Lambung Mangkurat tidak menampik, dia iri. Dia juga menginginkan apa yang telah diberikan pada Empu Mandastana. Akan tetapi, Lambung Mangkurat bukan manusia licik yang akan menghancurkan kebahagiaan orang lain.
Raja dari Kerajaan Dipa tersebut semakin giat dalam memanjatkan doa, diselingi dengan memberikan kemudahan untuk rakyatnya. Lambung Mangkurat ingat kalau dulu, Ratu Kuripan pernah bercerita bahwa kerja keras dan ketulusan Empu Jatmika yang membuat beliau bisa menjadi seorang raja. Posisi yang tidak mungkin dimiliki oleh seorang pedagang kecil.
Atas dasar itulah Lambung Mangkurat berusaha untuk menjadi seperti Empu Jatmika, setidaknya melakukan apa yang ayahnya lakukan dulu.
Waktu berjalan cepat, Lambung Mangkurat disibukkan dengan urusan perdagangan Kerajaan Dipa, berpusat di daerah Daha. Saat kabar bahagia atas kelahiran putra kembar Patih Mandastana datang, Raja Dipa dan Permaisuri segera pergi ke kediaman adik mereka.

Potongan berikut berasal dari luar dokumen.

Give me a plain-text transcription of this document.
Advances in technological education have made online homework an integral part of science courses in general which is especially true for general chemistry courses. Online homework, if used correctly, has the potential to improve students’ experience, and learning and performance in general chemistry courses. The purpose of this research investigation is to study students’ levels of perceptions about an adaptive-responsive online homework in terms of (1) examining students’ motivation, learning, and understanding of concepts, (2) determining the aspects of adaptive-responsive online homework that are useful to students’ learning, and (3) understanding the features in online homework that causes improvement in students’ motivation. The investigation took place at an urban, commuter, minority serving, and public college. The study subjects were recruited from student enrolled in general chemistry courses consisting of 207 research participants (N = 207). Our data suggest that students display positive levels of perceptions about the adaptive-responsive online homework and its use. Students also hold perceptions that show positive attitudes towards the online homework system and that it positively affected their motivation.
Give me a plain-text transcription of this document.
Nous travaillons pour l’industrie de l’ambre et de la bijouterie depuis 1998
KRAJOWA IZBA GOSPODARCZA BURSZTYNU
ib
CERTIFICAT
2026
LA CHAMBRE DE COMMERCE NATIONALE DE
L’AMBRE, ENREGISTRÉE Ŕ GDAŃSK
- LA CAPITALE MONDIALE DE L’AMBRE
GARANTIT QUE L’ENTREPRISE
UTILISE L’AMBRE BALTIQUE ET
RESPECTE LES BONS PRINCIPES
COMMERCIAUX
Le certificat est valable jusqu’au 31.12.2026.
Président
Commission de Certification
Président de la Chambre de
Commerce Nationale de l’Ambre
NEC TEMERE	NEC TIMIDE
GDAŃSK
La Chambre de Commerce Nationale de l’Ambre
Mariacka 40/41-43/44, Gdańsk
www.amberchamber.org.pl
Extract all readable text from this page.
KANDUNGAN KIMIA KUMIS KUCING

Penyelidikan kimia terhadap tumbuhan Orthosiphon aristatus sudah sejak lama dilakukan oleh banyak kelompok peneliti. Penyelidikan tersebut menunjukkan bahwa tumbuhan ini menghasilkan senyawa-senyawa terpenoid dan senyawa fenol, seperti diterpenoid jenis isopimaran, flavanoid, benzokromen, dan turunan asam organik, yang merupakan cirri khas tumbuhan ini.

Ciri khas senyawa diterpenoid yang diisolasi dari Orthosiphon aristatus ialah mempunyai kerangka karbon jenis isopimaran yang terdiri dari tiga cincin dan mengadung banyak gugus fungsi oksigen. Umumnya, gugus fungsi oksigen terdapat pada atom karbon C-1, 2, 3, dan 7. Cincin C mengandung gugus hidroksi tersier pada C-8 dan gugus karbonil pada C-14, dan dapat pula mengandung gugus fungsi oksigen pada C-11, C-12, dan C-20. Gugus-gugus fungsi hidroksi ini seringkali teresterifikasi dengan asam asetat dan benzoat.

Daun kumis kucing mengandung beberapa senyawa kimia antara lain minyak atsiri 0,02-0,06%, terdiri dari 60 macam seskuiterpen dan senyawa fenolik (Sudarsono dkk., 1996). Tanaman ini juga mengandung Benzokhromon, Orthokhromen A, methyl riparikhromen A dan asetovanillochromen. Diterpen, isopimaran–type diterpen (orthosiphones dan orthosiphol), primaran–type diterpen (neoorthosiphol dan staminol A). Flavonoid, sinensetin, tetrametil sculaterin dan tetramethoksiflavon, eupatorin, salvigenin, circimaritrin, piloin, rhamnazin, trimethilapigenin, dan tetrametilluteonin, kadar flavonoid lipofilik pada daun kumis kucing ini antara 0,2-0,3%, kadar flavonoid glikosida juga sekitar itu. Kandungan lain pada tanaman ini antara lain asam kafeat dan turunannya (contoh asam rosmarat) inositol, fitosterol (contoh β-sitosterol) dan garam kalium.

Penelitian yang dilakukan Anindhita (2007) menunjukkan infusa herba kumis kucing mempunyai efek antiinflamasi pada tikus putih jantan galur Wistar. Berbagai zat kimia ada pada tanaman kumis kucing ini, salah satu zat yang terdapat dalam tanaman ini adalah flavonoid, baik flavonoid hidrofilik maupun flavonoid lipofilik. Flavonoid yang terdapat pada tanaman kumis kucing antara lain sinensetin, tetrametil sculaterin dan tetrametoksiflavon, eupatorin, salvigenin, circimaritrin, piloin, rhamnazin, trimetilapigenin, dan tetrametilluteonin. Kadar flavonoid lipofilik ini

Dibandingkan Permaisuri, Raja terlihat lebih antusias. Kedua bayi itu baru saja tidur setelah menyusu pada ibunya, tapi dengan tidak sabar, Raja menimang mereka bergantian. Mencium kedua pipi dan dahi calon kesatria-kesatria Kerajaan Dipa,
Melihat hal tersebut, Empu Mandastana menarik senyum simpul. Berusaha untuk tidak terlihat mengasihani sang kakak, karena ia tahu, kalau kakaknya juga menginginkan keturunan seperti dirinya. Empu Mandastana juga mengetahui hal ini dari sang istri, setelah kedua wanita itu bercengkrama.
“Siapa nama mereka?”
Empu Mandastana berdiri dari sisi istrinya, lalu menjawab pertanyaan Lambung Mangkurat, “Patmaraga, nama bayi di gendongan Yang Mulia Raja. Sedangkan yang ada di gendongan Permaisuri adalah Sukmaraga.”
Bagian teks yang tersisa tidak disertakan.